41 Democratic delegates are up for grabs in the Iowa caucus.
The announcement came after a series of technical errors that left voters with no results the night of the caucus and sent candidates scrambling for answers as they left the state for the next primary on the campaign trail.
“The results are unacceptable,” Iowa Democratic Chair Tony Price said. “We have been working all night in order to report results.”
Get updates on the Iowa Caucus and the investigation into ballot problems on Channel 2 Action News
Price said results from only 62 percent of the precincts were available but guaranteed their accuracy. He did not answer reporter questions on when the remaining votes would be tabulated.
WHAT ARE CAMPAIGNS SAYING?
Several campaigns jumped into the information void and announced, perhaps unsurprisingly, that according to their own data their candidate did great in Iowa. But in all of these cases the data is incomplete and may not be representative of what Iowa voters across the state decided — for example, it may under-represent rural areas, or college campuses. Plus, any campaign has an interest in releasing results that make its own candidate look good. These numbers are not reliable.
HOW WILL THIS AFFECT OTHER STATES?
Attention has already shifted to New Hampshire, which votes in a traditional primary on Feb. 11. Another caucus state — Nevada — said it will not use the same app utilized in Iowa.
Once Nevada votes on Feb. 22, things move fast. South Carolina, the final early state, votes on Feb. 29. Then a mass of 14 states that account for about one-third of the delegates up for grabs in the contest votes on March 3, known as Super Tuesday.
WHAT DOES THIS MEAN FOR IOWA?
There’s no way to know whether one specific candidate benefits from the Iowa mess. The entire primary process was already uncertain, and a new layer of uncertainty has been added without Iowa winnowing the field in its traditional way. It’s also sowed new doubts about the reliability of caucuses, which increases the pressure on Nevada, one of the only remaining caucus states. Republicans have been gleefully trying to fan Democratic division by stoking rumors online that the meltdown is a conspiracy to cripple Sanders’ insurgent campaign. In the end, though, one thing is clear — the biggest loser is probably Iowa itself, which may lose its first-in-the-nation slot over the debacle.

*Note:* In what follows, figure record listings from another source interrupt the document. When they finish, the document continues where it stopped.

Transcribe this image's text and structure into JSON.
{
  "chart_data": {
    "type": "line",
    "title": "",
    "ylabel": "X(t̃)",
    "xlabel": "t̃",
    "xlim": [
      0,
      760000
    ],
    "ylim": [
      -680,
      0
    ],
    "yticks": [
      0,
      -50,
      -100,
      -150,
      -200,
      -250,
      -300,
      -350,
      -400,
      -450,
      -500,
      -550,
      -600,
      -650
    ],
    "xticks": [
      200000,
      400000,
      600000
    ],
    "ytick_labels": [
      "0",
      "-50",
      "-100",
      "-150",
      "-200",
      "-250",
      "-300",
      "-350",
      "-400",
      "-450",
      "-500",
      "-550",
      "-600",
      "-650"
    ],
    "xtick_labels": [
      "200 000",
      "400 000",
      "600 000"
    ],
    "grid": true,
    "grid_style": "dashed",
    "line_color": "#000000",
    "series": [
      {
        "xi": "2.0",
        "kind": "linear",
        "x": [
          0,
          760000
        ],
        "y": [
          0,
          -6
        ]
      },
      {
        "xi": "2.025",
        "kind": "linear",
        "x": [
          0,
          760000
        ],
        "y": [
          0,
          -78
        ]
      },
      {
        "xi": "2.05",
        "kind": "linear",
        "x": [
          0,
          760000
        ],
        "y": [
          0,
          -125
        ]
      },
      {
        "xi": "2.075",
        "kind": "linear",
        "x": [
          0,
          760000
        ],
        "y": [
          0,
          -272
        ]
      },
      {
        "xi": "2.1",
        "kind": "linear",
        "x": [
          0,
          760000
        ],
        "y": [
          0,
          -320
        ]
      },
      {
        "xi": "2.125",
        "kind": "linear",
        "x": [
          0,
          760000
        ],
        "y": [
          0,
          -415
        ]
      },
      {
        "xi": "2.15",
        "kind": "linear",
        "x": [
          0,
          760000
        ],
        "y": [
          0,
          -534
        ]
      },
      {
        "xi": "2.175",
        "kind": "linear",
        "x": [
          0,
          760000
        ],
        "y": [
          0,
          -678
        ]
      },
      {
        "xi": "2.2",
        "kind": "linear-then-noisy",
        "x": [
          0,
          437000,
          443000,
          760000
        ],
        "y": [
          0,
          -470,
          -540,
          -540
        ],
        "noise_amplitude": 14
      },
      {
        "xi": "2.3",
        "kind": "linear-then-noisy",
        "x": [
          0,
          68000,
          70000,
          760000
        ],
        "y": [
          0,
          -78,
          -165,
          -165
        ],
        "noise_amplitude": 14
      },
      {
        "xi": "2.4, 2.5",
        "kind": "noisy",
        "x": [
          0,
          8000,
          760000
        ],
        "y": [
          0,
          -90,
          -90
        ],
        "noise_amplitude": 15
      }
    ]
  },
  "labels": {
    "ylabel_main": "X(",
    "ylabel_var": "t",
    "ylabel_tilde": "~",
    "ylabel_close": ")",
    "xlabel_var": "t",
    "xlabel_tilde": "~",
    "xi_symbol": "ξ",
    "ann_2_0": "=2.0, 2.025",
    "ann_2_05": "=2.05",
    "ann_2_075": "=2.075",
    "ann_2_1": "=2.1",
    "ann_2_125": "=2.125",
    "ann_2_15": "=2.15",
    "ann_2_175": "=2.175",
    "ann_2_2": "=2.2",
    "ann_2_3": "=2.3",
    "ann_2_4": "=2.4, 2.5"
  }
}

The results of each caucus meeting had to be tabulated on paper. Party officials went door-to-door across the state to verify the written results of each caucus meeting and check them against what was reported on the app.
WHAT WENT WRONG?
The Iowa Democratic Party says an app created to compile and report caucus results malfunctioned due to a “coding issue,” delaying the count. The party says there are no signs of hacking or other intrusion and that the underlying data is “sound.” The problem was that the app only reported partial data when the precinct chairs sent the information to party headquarters.
WERE PROBLEMS ANTICIPATED?
There were some concerns ahead of time. The caucuses were operating under new, complex rules that required the reporting of three different tiers of results and that appears to have complicated the counting.
The Iowa Democratic Party didn’t roll the app out to its 1,678 caucus locations until a few hours before the meetings began Monday night. Party officials had said they would not be sending the new mobile app to precinct chairs for downloading until just before the caucuses to narrow the window for any interference, and there wasn’t widespread pretesting by volunteers running the caucus sites.